Na avaliação do diretor, a representação não acontece apenas pelo texto ou pelos conflitos dramáticos. Ela também nasce da maneira como os personagens são enquadrados e ocupam o espaço: “Mais do que representar a população brasileira, interessava construir imagens capazes de ampliar o imaginário sobre quem ocupa determinados espaços”.
Ele reforça que essa escolha também possui impacto na memória do público: “A televisão forma memória afetiva. Por isso, colocar personagens negros vivendo histórias de amor, liderança, sucesso e complexidade também é uma escolha de linguagem”.
O branco e a cor contam a história de Por Você
Em sua nova novela, André parte de referências bastante distintas entre si para construir uma linguagem inédita: “A novela nasce de um diálogo entre referências muito distintas: o rigor geométrico de Stanley Kubrick, a precisão gráfica de Wes Anderson, a força simbólica das cores de Andy Warhol, o humanismo de Paris, Texas e, sobretudo, a dimensão afetiva de Pedro Almodóvar em Volver.”
Apesar das diferenças entre esses artistas, existe um ponto comum: “São artistas muito diferentes entre si, mas todos compreendem que a cor nunca é apenas um elemento decorativo. Ela narra emoções”.

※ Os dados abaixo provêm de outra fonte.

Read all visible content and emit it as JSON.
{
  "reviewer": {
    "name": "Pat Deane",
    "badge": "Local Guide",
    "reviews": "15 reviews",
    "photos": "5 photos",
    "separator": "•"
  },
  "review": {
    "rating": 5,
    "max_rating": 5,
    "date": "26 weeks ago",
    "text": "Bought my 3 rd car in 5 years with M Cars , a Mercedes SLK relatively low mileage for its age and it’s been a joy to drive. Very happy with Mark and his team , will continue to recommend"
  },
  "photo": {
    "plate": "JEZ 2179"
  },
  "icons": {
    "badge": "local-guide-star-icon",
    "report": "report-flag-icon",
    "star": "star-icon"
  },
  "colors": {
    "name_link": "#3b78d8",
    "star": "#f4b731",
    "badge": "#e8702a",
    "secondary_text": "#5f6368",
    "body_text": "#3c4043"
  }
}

Ao lado dessas referências cinematográficas, a pintura de Fernanda Santos tornou-se outro eixo fundamental da pesquisa estética: “Sua pintura coloca pessoas negras no centro da imagem com enorme potência simbólica. Existe delicadeza, sofisticação, força e pertencimento”.
Foi justamente dessa pesquisa que nasceu uma das decisões visuais mais importantes de Por Você: a relação entre o branco e as cores: “O branco torna-se a materialização da ausência. É a presença do luto, da memória, daquilo que continua existindo mesmo depois da perda”.
Segundo André, como toda a narrativa parte da morte de uma personagem cuja presença continua atravessando a vida dos demais, esse branco passa a representar um espaço de silêncio: “É justamente sobre esse branco que as cores aparecem. Não para negar a dor, mas para afirmar a continuidade da vida. Elas representam o amor que insiste em permanecer vivo, os vínculos que sobrevivem ao tempo e a esperança que resiste mesmo diante da ausência”.
Uma criação coletiva
Embora assine a direção artística da novela, André faz questão de destacar que essa construção visual nasce do diálogo constante com sua equipe: “Essa construção só existe porque é resultado de um trabalho profundamente coletivo”.
Ele destaca especialmente a parceria com o diretor de arte Billy Castilho: “Nossa conversa passa pela pintura, pela arquitetura, pelo cinema, pela fotografia e pelo design para que cada cenário, cada textura, cada objeto e cada composição de quadro também contem a história”.
Uma televisão popular, mas autoral
Ao concluir sua reflexão, André amplia a discussão para além de Por Você. Para ele, aproximar a televisão da realidade brasileira também passa pela construção de imagens que reflitam a diversidade do país: “Os dados mais recentes do Censo mostram que pretos e pardos formam hoje a maioria da população brasileira. Aproximar a televisão dessa realidade não é apenas uma questão estatística, mas também simbólica”.
Mais do que ampliar a representatividade, ele acredita que essa escolha permite que mais brasileiros se reconheçam como protagonistas de suas próprias histórias. No fim, toda essa pesquisa converge para a mesma ideia de televisão: “Acredito numa televisão popular que também possa ser autoral. Numa dramaturgia capaz de dialogar com o grande público sem abrir mão de pesquisa estética, pensamento visual e profundidade simbólica”.
E resume sua filosofia de direção em uma frase que sintetiza toda a construção visual de suas novelas: “Antes mesmo de um personagem falar, a imagem já contou ao espectador como aquela história deseja ser sentida”.